When the checkout clerk dips the credit card and tries to read the chip, they’ll get an error message. The fraudster might then claim that this is the first time this has ever happened, or maybe they’ll say that their chip has been acting funny these past few days. Whatever the case, they’ll try to get the clerk to instead use the magnetic strip, which is programmed with stolen credit card data.
If the clerk falls for the ruse, the transaction may end up processed and approved. Once the legitimate cardholder sees the transactions, they’ll contact their bank, and the merchant will get hit with a chargeback.

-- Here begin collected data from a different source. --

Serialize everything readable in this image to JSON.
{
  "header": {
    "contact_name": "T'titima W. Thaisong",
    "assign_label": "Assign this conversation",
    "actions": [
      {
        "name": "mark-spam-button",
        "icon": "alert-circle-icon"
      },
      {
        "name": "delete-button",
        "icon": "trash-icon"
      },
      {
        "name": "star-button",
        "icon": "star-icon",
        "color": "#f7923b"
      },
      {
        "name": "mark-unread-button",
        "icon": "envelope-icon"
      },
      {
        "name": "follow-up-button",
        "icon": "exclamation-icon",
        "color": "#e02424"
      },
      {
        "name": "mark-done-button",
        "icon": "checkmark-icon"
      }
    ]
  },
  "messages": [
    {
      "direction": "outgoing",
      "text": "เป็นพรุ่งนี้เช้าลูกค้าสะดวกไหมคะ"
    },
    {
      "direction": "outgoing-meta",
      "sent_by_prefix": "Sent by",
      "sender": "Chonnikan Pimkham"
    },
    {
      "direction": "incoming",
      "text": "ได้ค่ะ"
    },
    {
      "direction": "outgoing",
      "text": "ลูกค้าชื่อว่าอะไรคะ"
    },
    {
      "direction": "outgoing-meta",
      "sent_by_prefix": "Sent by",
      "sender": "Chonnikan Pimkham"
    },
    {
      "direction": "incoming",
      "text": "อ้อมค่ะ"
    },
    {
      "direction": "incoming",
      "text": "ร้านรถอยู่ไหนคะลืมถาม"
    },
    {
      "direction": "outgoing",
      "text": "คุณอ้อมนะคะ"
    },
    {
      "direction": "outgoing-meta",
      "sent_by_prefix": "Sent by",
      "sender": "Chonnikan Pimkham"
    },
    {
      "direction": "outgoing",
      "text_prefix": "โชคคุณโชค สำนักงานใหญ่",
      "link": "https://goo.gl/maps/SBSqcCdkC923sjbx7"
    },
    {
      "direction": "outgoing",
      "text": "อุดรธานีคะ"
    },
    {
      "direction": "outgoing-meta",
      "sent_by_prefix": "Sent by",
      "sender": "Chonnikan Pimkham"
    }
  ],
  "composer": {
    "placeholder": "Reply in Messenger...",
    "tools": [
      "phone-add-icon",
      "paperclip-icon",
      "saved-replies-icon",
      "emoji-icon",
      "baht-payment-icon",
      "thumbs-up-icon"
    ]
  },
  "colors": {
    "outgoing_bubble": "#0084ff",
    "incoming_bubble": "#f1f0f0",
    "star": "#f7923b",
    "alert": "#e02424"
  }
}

For the above tactic to work, the fraudster will still have to get the relevant data to make a magnetic strip credit card. EMV chips make getting that data much more difficult. However, it’s possible to extract data from EMV chips and then plant said data on magnetic strips. The fraudsters can’t clone the EMV chip itself, but they may be able to get enough data to make a magnetic strip clone. From there, they simply need to trick a merchant into accepting a swipe payment.
Training Your Staff to Prevent Chargebacks
EMV chips have made perpetuating card-present fraud much more difficult. Many brick-and-mortar retailers have seen fraud and chargebacks decline substantially. That said, merchants still need to be diligent and take steps to prevent chargebacks. Crucially, social engineering can allow fraudsters to circumvent some of the protections offered by EMV chips.
Yet employees can be trained to spot and resist social engineering. With card-present transactions and EMV chips, the answer is straightforward: don’t let customers swipe credit or debit cards. This could annoy some customers, including legitimate ones. Yet accepting swipes simply exposes merchants to too many risks.
In fact, if you swipe an EMV-enabled credit card and the cardholder files a chargeback, you may automatically lose any resulting chargeback dispute. Credit card companies have shifted liability in the case of card present EMV transactions to merchants. The easiest way to avoid chargebacks and the associated penalties is to always ensure that purchases are made with the EMV chip and not the magnetic strip.
Of course, many other things could result in disputes and chargebacks. When it comes to combating fraud, merchants need to develop a holistic approach and use dispute management platforms, chargeback alerts, and other tools. Doing so could protect your business and help ensure success.